Er betritt einen Raum, in dem die alten Beziehungen nicht mehr tragen. Kopernikus hat die Astronomie beflügelt, Galilei einen Donnerkeil zwischen Glauben und Wissenschaft getrieben, Gryphius dichtet für ein Europa des Absurden: »Ihr irrt, indem ihr lebt; die ganz verschränkte Bahn / Lässt keinen richtig gehn ... ihr irrt ...«  Und das ist erst der Anfang. Hamlets schießen wie Pilze aus dem Boden. Ob sie ahnen, dass es sich um eine Krise größeren Ausmaßes handelt?

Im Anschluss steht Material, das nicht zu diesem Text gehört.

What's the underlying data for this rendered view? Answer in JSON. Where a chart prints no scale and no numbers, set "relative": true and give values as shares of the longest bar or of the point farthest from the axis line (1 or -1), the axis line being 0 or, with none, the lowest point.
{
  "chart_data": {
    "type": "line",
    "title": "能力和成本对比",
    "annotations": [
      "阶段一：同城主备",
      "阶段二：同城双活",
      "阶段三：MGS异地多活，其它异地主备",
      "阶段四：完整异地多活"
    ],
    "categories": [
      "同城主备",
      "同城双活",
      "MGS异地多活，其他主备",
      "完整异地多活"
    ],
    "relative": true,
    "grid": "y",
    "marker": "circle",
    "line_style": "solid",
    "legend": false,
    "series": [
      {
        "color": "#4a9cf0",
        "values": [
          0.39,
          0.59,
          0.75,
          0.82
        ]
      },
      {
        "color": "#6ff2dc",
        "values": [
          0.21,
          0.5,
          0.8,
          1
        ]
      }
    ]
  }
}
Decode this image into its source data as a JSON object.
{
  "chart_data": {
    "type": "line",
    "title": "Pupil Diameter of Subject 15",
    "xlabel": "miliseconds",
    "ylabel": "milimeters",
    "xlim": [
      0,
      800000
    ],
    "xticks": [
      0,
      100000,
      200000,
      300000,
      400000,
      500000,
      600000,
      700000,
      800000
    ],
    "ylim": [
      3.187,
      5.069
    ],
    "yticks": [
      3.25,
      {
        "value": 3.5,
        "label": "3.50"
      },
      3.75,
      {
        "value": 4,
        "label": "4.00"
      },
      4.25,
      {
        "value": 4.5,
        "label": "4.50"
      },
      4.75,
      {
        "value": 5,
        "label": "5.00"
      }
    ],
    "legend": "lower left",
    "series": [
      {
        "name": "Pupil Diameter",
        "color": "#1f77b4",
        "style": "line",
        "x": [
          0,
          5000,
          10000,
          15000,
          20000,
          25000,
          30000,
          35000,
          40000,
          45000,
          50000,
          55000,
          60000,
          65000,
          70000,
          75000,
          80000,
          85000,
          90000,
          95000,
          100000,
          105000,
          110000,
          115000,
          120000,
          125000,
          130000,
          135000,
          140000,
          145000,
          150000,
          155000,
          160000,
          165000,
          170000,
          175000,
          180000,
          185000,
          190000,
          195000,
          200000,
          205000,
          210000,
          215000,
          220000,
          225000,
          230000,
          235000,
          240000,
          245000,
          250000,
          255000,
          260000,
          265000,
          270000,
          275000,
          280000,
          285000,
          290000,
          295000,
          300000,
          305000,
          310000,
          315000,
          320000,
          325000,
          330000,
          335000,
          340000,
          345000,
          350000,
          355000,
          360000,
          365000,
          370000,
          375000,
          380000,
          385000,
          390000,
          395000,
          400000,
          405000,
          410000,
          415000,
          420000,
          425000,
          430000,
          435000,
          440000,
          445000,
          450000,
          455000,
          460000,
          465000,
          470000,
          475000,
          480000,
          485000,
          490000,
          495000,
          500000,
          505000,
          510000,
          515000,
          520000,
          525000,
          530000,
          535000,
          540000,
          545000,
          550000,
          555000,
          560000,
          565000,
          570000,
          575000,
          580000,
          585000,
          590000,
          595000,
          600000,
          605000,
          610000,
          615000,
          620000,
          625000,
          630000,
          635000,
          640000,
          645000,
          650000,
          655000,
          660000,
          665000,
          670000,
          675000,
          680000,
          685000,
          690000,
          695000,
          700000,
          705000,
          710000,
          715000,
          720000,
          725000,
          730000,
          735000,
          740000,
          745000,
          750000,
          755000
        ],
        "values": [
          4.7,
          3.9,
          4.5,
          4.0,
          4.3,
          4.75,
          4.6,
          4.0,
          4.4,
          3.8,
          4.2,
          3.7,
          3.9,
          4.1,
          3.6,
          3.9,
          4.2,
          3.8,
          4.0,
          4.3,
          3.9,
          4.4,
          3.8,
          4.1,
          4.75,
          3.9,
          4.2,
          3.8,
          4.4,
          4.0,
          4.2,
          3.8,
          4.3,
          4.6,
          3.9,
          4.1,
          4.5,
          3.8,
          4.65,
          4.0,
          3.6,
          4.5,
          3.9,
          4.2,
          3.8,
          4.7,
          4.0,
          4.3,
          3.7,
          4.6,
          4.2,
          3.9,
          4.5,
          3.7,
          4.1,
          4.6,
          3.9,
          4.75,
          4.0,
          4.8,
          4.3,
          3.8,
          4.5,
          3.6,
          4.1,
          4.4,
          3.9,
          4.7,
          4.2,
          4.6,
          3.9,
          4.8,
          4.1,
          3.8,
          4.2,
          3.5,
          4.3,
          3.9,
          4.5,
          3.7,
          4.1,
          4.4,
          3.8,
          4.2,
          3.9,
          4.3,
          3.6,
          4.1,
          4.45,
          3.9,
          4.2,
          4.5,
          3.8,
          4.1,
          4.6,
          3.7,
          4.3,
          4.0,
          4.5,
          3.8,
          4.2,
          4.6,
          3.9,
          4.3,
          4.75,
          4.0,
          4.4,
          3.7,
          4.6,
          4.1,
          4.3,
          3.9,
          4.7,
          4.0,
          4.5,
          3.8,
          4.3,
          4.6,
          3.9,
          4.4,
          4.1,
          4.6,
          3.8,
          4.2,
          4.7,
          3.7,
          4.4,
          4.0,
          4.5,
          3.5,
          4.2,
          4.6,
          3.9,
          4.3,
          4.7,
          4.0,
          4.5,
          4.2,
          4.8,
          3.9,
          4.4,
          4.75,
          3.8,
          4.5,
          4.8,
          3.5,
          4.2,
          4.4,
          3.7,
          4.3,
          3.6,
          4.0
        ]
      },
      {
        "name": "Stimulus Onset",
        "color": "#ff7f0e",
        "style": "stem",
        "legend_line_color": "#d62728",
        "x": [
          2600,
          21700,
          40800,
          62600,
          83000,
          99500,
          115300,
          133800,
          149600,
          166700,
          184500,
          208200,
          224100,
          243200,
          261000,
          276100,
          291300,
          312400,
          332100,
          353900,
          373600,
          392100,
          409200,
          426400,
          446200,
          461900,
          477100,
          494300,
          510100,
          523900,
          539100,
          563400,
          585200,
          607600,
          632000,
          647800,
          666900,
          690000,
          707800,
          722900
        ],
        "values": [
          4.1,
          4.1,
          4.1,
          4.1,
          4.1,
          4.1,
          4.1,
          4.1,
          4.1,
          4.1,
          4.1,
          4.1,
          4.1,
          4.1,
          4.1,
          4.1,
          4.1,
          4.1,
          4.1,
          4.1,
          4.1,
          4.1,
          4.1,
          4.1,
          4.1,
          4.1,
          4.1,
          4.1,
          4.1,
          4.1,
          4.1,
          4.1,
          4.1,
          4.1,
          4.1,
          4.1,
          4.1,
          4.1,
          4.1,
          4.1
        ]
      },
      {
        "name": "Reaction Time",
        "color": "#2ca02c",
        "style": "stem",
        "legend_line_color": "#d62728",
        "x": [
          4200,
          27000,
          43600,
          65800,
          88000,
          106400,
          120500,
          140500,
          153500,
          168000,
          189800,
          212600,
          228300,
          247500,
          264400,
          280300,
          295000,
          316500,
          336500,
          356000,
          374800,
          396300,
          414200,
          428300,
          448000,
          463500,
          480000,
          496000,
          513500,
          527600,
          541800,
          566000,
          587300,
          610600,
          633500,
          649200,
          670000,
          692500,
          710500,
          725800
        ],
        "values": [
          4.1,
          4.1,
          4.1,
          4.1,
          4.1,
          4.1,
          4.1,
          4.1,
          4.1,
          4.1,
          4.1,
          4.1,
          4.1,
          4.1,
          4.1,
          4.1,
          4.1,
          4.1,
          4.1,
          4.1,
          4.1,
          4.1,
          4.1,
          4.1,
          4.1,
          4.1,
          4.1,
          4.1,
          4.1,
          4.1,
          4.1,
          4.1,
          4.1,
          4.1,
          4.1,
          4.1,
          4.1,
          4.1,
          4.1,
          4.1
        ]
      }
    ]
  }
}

Montaigne gerät in die falsche historische Stunde. Das Ich, das in seinen Texten spricht, ist schon ein zweistelliges, eine Komposition aus dem Selbst und Gott. Seine »Essais« bereiten einen Epochenwechsel vor. Schreiben ist hier kein Dank- oder Reueopfer mehr, sondern ein Versuch des Autors, sein Ich-Zentrum zu festigen. Zum Zuge kommt der Mensch, seine geistige Freiheit, sein Begehren nach Macht, nach Anerkennung und Glück. Das zerknirschte Sündenbewusstsein des Ich beginnt eigentlich schon zu verblassen. Doch wo Krieg ist, und das über Jahrzehnte, und der Mensch Landesgrenzen und Sternenheere verschiebt, da sind Angst und Unrast keine unwahrscheinlichen Gefühle. Es kommt die hohe Zeit für Zufluchtsorte, Hoffnungsformeln und religiöse Heils- und Gnadenlehren. Jesuiten und Jansenisten entwickeln rigorose Regelwerke. Es entstehen stapelweise Gebrauchsanleitungen zum Gnadenerwerb.

Trauer, Tiefsinn und Melancholie ­ das sind die Barockstimmungen, in denen die Künstler, Philosophen und Politiker des siebzehnten Jahrhunderts an neuen Formen modeln. Trauerspiele, liturgische Kompositionen, erotische Komödien, barocke Sonette und Atlantis-Variationen (Böhmen liegt am Meer!) sind ihre Erbstücke. Alles Entwürfe, in denen sich die Paradoxien unserer Gegenwart spiegeln. Ob laut oder leise, ob tragisch oder komisch ­ was immer spricht, ist die drastische Angst vor dem Verlust aller Dinge: seiner Selbst, der Liebe und des Besitzes.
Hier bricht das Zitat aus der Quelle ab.